A step back

To the editor:

Baker University has taken a critical step back. When Roger Boyd first mentioned wetland mitigation he described using heavy machinery to excavate giant “plugs” of hydrophytic (water-loving) plants to transport into the farmland west of Louisiana Street. Instead, he and Mark Wellendorf are gathering seeds by hand.

Dozens of competent volunteers would happily assist them if invited. Wellendorf proclaimed, “We’re going to be creating new wetlands. We won’t be doing any destroying of wetlands.” Bless you, Mark.

A lot of painful word arrows have been flung by both sides in this long battle to keep the South Lawrence Trafficway from invading the wetlands.

Some of those fields where the mitigation would occur have been sprayed with pesticides and herbicides for decades. Only a limited portion contains the natural hydric soils essential to successful wetland restoration. Still, any of the original 18,000 acres of Wakarusa Wetlands that can be restored to some degree is worthwhile.

The next round of litigation will predictably attract more hateful – and too often racially tinged – blather from anonymous online commentators mindlessly screaming, “Build it!”

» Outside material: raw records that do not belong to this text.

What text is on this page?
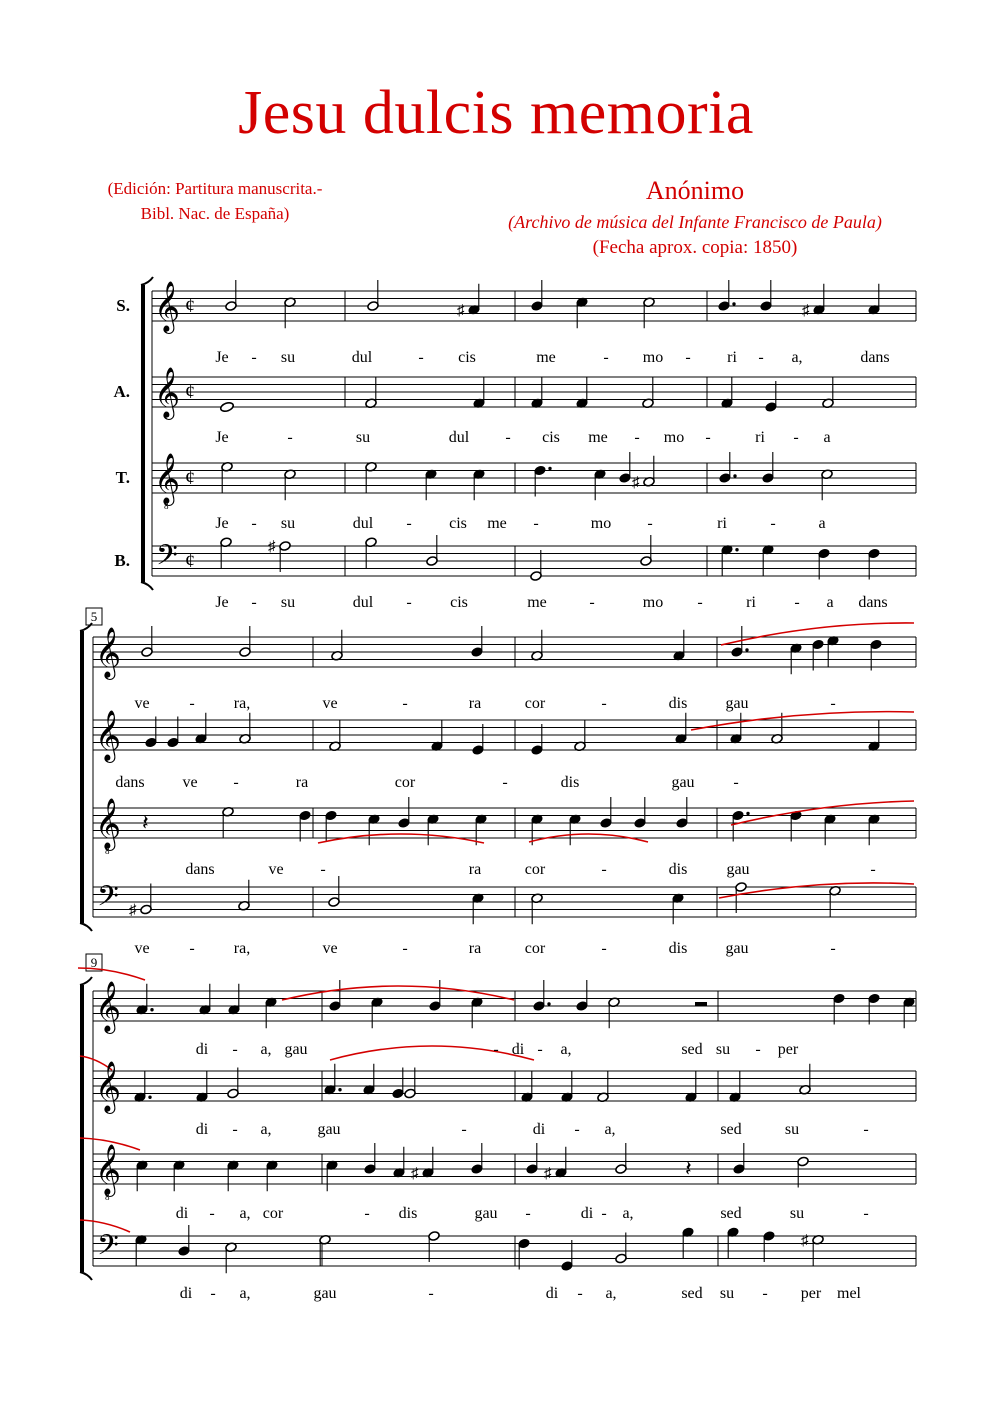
Jesu dulcis memoria
(Edición: Partitura manuscrita.-
Bibl. Nac. de España)
Anónimo
(Archivo de música del Infante Francisco de Paula)
(Fecha aprox. copia: 1850)
𝄞 ¢
S.	♯	♯
Je - su	dul	- cis	me	- mo - ri - a,	dans
𝄞 ¢
A.
Je	-	su	dul - cis me - mo -	ri - a
𝄞
8
¢
T.	♯
Je - su	dul - cis me -	mo -	ri	-	a
𝄢 ¢
B.
♯
Je - su	dul - cis	me	-	mo -	ri - a dans
5
𝄞
ve - ra,	ve	-	ra	cor	-	dis gau	-
𝄞
dans ve -	ra	cor	-	dis	gau -
𝄞
8
𝄽
dans	ve -	ra	cor	-	dis gau	-
𝄢 ♯
ve - ra,	ve	-	ra	cor	-	dis gau	-
9
𝄞
di - a, gau	- di - a,	sed su - per
𝄞
di - a,	gau	-	di - a,	sed	su	-
𝄞
8
♯	♯	𝄽
di - a, cor	- dis	gau -	di - a,	sed	su	-
𝄢	♯
di - a,	gau	-	di - a,	sed su - per mel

Professor Boyd says he was told by a Douglas County commissioner that the state would sell off any restored wetlands to developers if KDOT loses in federal court. This is mostly floodplain where development is prohibited or prohibitively expensive. That scenario is as unlikely as getting this soon-to-be $200 million crime against nature paid for with more federal “earmarks” after the next administration takes office. Don’t bet on it.